Last year I attended a meeting of a book club to discuss my novel The Ghost Daughter. In my quest to make a good impression on the elegant women of the club, I ironed my pants and wore a smart jacket. I even brushed my hair.
As I perched on the couch waiting for the meeting to begin, one of the ladies came in.
She wanted to know if I was the author. I proclaimed myself.
Huh, she said. From the way you write, I thought you’d show up in leather and spikes.
She wasn’t buying my ironed white pants and blue blazer for a minute. She’d read my work. She understood that my polite exterior was a front for something infinitely messier.
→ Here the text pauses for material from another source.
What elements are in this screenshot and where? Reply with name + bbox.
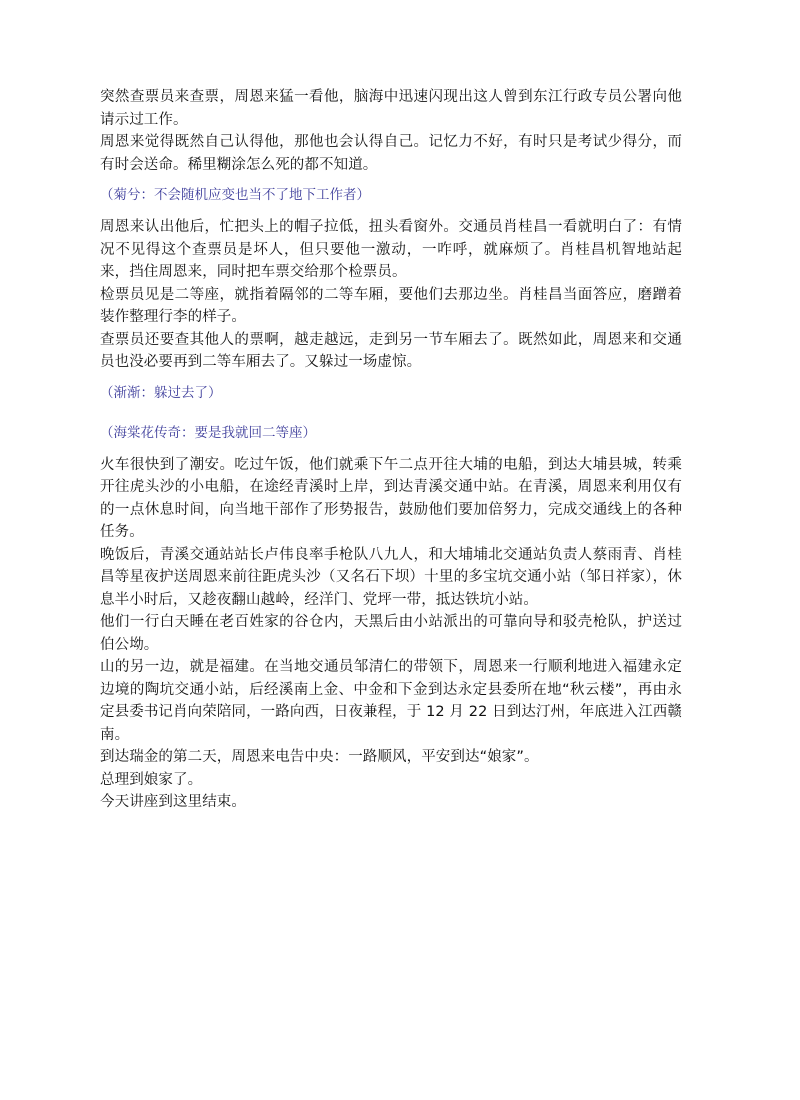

I thought of her the other day when I finished a draft of the sequel to an unsold novel I wrote last year. That makes me the author of thirteen novels now, regardless of whatever success or lack thereof that has resulted from my efforts. The success question is subjective and largely out of my control, though I am aware that writing the sequel to a book nobody wants in the first place doesn’t seem to immediately further my cause.
A good friend of mine commented that she admired my discipline in writing. It was such a lovely thing to say but as soon as she said it I realized that writing is the one area of my existence where I am completely and totally out of control.
Who writes an even more violent sequel to an original novel that is already being called “too dark” by people who make the decisions? Who writes hundreds of thousands of words a year no one will read? A Quixotic weirdo, that’s who. Not a person of discipline.
I am an expert disciplinarian in every other corner of my life. I clean my house three times a week and work out every morning. I don’t own any leather or spikes. Too expensive. Today I wore thrift store khaki trousers and secondhand clogs.
The last time I took a personal day off of work was in 2005. The last alcoholic drink I had was three quarters of one hard lemonade ten months ago.
The energy and will power it takes just to keep myself from saying what I am really thinking most of the time would be enough to send three girl scouts to the moon and back nine times.
I suspect modern life requires Herculean levels of discipline of most people, especially women.
The cool thing about the compulsion to write is that while it is perhaps a strange addiction, writing doesn’t make me fat, arrested, poor, or excommunicated. I write my extravagant characters and crooked plot lines and damaged love affairs and bloody vengeance and inconvenient ghosts with total abandon.
Writing is a mosh pit. An opium den. A pirate ship. A den of thieves. A hoarder’s living room. Discipline is afraid to come over.